Politik

Video: Drei Demonstrationen vor Planungsausschuss

Am Donnerstag standen sich vor dem Schloss Mirabell gleich drei Bürgerinitiativen gegenüber: Gegner und Befürworter der Innenstadtsperre und die Gegner der Pläne für die Verbauung des Rehrl-Platzes.



Für eine sommerliche Autosperre der Innenstadt. Gegen eine solche Sperre. Und gegen den geplanten Wohnbau auf dem Franz-Rehrl-Platz. So lassen sich die Anliegen zusammenfassen, für und gegen die am Donnerstag demonstriert wird. Vor dem Schloss Mirabell, in dessen Innenhof, schließlich in dessen Eingeweiden. Die Polizei hat nur einen einzigen Beamten abkommandiert - und der ist Jurist. Mit gröberen Ausschreitungen wird seitens der Behörde offenbar nicht gerechnet.
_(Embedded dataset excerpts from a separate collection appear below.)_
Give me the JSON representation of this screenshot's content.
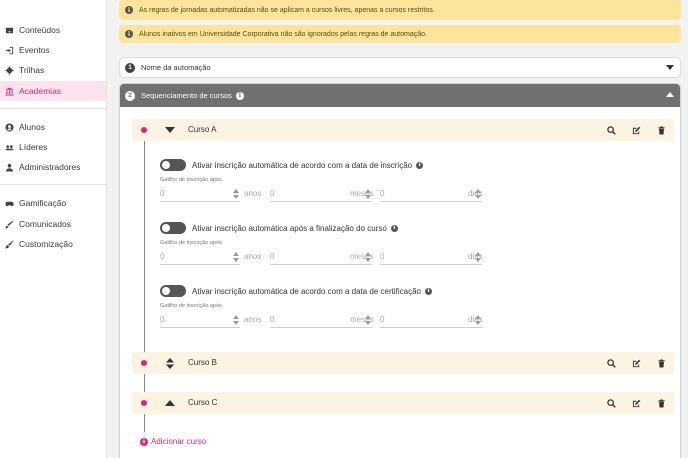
{
  "sidebar": {
    "items": [
      {
        "label": "Conteúdos",
        "icon": "inbox-icon"
      },
      {
        "label": "Eventos",
        "icon": "sign-in-icon"
      },
      {
        "label": "Trilhas",
        "icon": "gear-icon"
      },
      {
        "label": "Academias",
        "icon": "institution-icon"
      },
      {
        "label": "Alunos",
        "icon": "user-circle-icon"
      },
      {
        "label": "Líderes",
        "icon": "users-icon"
      },
      {
        "label": "Administradores",
        "icon": "user-admin-icon"
      },
      {
        "label": "Gamificação",
        "icon": "gamepad-icon"
      },
      {
        "label": "Comunicados",
        "icon": "pencil-brush-icon"
      },
      {
        "label": "Customização",
        "icon": "paint-brush-icon"
      }
    ],
    "active": "Academias"
  },
  "alerts": [
    "As regras de jornadas automatizadas não se aplicam a cursos livres, apenas a cursos restritos.",
    "Alunos inativos em Universidade Corporativa não são ignorados pelas regras de automação."
  ],
  "step1": {
    "number": "1",
    "title": "Nome da automação"
  },
  "step2": {
    "number": "2",
    "title": "Sequenciamento de cursos"
  },
  "courses": [
    {
      "name": "Curso A"
    },
    {
      "name": "Curso B"
    },
    {
      "name": "Curso C"
    }
  ],
  "rules": [
    {
      "label": "Ativar inscrição automática de acordo com a data de inscrição",
      "trigger_label": "Gatilho de inscrição após",
      "years": "0",
      "months": "0",
      "days": "0"
    },
    {
      "label": "Ativar inscrição automática após a finalização do curso",
      "trigger_label": "Gatilho de inscrição após",
      "years": "0",
      "months": "0",
      "days": "0"
    },
    {
      "label": "Ativar inscrição automática de acordo com a data de certificação",
      "trigger_label": "Gatilho de inscrição após",
      "years": "0",
      "months": "0",
      "days": "0"
    }
  ],
  "units": {
    "years": "anos",
    "months": "meses",
    "days": "dias"
  },
  "add_course_label": "Adicionar curso",
  "colors": {
    "accent": "#d6277e",
    "alert_bg": "#fce49a",
    "step_header": "#707070",
    "course_bg": "#fdf3e3"
  }
}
Auf dem Höhepunkt der Veranstaltung bildet sich, von oben betrachtet, ein Dreieck aus engagierten Demonstranten; und zwar so, dass ein Dutzend Kämpfer für den Rehrlplatz eine Linie quer über die Schlosseinfahrt bilden und gleichsam eine Blockade aus Plastikschildern errichten. Angeführt wird diese Fraktion augenscheinlich vom Salzburger Weihbischof Andreas Laun - er ist Anrainer.

Zu seiner Linken sammeln sich rund 15 Anhänger einer möglichst autofreien Innenstadt, die sich samt Plakaten im Spalier aufstellen. Ihr Taktgeber: Peter Haibach von der Verkehrsplattform. Auffällig in dieser Gruppe ist der hohe Anteil grüner Politiker.

Schräg gegenüber bringen sich die Anhänger des Automobils in Stellung: Die Anti-Stau-Initiative des Salzburger Anwalts Peter Harlander. Unterstützt von der Elite der Stadt-ÖVP, sind Harlanders Streiter von Anfang an im akustischen Vorteil: Sie haben ein Mikrofon samt Lautsprecher mitgebracht. Auto-Gegner Haibach dagegen muss schreien. Die Rehrlplatz-Gruppe schweigt.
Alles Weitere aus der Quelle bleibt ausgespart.